To prove this, we first need to show that any element in \(\left(A^{*} \cup B^{*}\right)^{*}\) is also an element of \((A \cup B)^{*}\). Let's take any string \(s\) belonging to \(\left(A^{*} \cup B^{*}\right)^{*}\). This means that \(s\) is a concatenation of strings from both \(A^{*}\) and \(B^{*}\). Since each of the strings from \(A^{*}\) and \(B^{*}\) are formed by taking zero or more elements from the respective languages \(A\) and \(B\), any string that is a concatenation of strings from \(A^{*}\) and \(B^{*}\) must also be formed by taking zero or more elements from the language \((A \cup B)\), which means that the string \(s\) also belongs to \((A \cup B)^{*}\). Therefore, \(\left(A^{*} \cup B^{*}\right)^{*} \subseteq (A \cup B)^{*}\).

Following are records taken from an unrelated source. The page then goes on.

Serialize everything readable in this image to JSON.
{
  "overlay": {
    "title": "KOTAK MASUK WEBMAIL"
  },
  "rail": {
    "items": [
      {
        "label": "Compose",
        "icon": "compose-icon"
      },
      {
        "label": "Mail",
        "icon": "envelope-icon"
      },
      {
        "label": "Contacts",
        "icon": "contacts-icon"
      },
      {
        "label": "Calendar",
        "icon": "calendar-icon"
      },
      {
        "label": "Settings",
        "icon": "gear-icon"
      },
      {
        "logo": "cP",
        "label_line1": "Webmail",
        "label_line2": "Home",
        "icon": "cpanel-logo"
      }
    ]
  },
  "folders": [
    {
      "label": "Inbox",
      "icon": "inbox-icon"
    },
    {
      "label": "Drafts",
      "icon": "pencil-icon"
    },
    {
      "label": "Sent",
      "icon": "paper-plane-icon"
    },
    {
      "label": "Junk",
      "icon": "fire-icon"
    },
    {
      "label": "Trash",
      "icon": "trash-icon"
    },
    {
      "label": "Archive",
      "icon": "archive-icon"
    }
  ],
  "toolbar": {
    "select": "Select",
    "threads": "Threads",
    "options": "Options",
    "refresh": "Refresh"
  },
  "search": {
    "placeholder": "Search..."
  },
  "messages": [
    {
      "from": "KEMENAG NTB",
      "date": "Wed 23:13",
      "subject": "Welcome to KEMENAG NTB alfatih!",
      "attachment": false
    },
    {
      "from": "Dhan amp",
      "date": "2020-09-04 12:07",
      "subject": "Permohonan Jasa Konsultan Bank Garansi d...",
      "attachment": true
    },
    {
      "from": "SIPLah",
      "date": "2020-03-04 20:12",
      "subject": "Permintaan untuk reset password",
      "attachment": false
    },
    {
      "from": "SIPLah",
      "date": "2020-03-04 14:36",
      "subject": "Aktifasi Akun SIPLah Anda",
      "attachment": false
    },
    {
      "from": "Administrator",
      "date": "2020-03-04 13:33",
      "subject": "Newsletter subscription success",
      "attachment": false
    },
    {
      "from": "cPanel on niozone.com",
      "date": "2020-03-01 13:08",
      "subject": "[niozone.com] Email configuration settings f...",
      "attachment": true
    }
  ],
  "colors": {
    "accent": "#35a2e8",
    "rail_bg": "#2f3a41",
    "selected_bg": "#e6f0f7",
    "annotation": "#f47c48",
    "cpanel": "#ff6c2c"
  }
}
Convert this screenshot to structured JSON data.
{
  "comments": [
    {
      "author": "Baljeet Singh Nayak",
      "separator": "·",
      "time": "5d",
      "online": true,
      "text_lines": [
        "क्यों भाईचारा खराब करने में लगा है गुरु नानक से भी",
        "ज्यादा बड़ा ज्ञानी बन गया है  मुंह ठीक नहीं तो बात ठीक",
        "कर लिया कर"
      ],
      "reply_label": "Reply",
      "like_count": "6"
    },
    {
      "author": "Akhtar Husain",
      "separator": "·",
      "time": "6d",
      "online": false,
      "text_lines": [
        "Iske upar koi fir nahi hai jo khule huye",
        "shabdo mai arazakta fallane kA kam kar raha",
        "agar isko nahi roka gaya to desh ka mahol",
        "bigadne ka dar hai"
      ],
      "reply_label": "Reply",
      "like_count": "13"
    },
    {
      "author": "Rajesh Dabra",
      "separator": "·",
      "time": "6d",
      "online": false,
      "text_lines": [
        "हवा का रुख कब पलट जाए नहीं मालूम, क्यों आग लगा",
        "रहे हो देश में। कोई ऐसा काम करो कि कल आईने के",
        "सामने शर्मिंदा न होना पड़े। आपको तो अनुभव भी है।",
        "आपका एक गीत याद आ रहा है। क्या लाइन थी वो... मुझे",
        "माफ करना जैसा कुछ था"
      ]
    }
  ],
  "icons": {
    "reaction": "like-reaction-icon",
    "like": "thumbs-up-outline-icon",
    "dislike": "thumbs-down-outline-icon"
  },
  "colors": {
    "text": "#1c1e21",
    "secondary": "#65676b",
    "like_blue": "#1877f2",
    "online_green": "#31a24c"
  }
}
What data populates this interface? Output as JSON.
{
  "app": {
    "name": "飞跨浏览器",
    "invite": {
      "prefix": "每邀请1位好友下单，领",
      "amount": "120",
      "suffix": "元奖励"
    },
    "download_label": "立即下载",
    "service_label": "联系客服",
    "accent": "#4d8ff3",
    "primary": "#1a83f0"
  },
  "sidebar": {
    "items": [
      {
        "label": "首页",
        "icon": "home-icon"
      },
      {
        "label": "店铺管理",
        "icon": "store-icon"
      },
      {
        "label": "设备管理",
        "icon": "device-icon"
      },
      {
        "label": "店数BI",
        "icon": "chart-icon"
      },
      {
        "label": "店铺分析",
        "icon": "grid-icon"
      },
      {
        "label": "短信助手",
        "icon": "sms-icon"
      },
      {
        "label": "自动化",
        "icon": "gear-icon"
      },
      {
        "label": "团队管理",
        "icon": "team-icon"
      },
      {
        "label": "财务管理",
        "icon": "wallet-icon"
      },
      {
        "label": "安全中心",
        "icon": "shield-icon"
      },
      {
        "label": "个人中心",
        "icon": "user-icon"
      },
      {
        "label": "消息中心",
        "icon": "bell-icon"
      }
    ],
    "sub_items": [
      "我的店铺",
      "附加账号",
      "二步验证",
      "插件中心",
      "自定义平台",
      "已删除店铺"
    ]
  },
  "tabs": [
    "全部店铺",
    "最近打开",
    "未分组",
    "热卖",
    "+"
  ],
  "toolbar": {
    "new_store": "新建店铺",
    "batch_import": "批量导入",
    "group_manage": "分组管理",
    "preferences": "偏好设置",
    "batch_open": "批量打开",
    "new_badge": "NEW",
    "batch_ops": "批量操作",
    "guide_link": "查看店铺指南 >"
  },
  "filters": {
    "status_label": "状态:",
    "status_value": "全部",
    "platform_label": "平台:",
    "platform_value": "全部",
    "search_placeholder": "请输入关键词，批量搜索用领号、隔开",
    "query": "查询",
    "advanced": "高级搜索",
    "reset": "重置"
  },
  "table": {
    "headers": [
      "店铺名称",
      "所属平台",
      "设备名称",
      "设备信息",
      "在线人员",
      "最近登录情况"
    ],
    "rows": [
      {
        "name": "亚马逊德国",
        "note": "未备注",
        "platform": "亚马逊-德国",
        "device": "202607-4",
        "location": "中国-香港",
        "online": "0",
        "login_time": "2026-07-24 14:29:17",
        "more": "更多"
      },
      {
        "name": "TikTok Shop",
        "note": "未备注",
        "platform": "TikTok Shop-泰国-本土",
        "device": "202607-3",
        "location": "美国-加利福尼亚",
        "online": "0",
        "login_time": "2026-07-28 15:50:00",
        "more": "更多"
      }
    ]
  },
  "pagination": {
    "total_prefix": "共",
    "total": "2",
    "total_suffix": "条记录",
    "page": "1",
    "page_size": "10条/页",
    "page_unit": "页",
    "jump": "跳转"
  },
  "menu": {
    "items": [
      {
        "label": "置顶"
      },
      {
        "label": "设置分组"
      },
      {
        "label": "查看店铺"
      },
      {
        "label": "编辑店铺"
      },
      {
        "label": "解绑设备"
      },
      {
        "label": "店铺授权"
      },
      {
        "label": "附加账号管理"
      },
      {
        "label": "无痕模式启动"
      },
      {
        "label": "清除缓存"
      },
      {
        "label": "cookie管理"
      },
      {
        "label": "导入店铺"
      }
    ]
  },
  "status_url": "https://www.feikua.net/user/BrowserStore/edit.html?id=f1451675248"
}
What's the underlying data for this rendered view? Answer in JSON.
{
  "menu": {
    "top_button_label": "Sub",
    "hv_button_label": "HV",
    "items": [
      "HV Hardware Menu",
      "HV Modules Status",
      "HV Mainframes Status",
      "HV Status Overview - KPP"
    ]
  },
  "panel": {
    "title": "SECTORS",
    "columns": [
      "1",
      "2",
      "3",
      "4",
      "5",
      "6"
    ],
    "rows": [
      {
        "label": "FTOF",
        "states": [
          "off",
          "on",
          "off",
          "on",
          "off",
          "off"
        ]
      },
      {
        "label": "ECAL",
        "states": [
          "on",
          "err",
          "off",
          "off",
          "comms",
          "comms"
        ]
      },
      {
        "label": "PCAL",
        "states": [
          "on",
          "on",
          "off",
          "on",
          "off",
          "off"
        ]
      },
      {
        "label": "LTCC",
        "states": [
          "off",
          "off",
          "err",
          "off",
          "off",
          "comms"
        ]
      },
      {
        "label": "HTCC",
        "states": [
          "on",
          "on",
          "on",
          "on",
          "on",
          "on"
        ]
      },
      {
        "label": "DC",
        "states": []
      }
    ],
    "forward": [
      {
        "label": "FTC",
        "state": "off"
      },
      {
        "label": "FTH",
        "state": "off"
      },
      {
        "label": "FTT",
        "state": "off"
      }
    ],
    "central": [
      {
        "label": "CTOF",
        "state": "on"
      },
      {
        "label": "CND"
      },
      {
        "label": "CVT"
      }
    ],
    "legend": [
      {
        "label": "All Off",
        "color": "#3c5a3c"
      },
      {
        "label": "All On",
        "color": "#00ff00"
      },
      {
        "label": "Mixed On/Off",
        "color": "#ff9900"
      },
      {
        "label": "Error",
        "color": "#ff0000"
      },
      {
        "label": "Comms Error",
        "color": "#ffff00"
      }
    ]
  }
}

To prove this, we need to show that any element in \((A \cup B)^{*}\) is also an element of \(\left(A^{*} \cup B^{*}\right)^{*}\). Let's take any string \(s\) belonging to \((A \cup B)^{*}\). This means that \(s\) is formed by taking zero or more elements from the language \((A \cup B)\). Observe that if a string belongs to \(A \cup B\), it must belong to either \(A\) or \(B\), and thus belong to either \(A^{*}\) or \(B^{*}\). This implies that any string \(s\) belonging to \((A \cup B)^{*}\) can be formed using a finite number of concatenations of strings from either \(A^{*}\) or \(B^{*}\). In other words, \(s\) belongs to \(\left(A^{*} \cup B^{*}\right)^{*}\). Therefore, \((A \cup B)^{*} \subseteq \left(A^{*} \cup B^{*}\right)^{*}\). Since both \(\left(A^{*} \cup B^{*}\right)^{*} \subseteq (A \cup B)^{*}\) and \((A \cup B)^{*} \subseteq \left(A^{*} \cup B^{*}\right)^{*}\), we have proven that \(\left(A^{*} \cup B^{*}\right)^{*}=(A \cup B)^{*}\).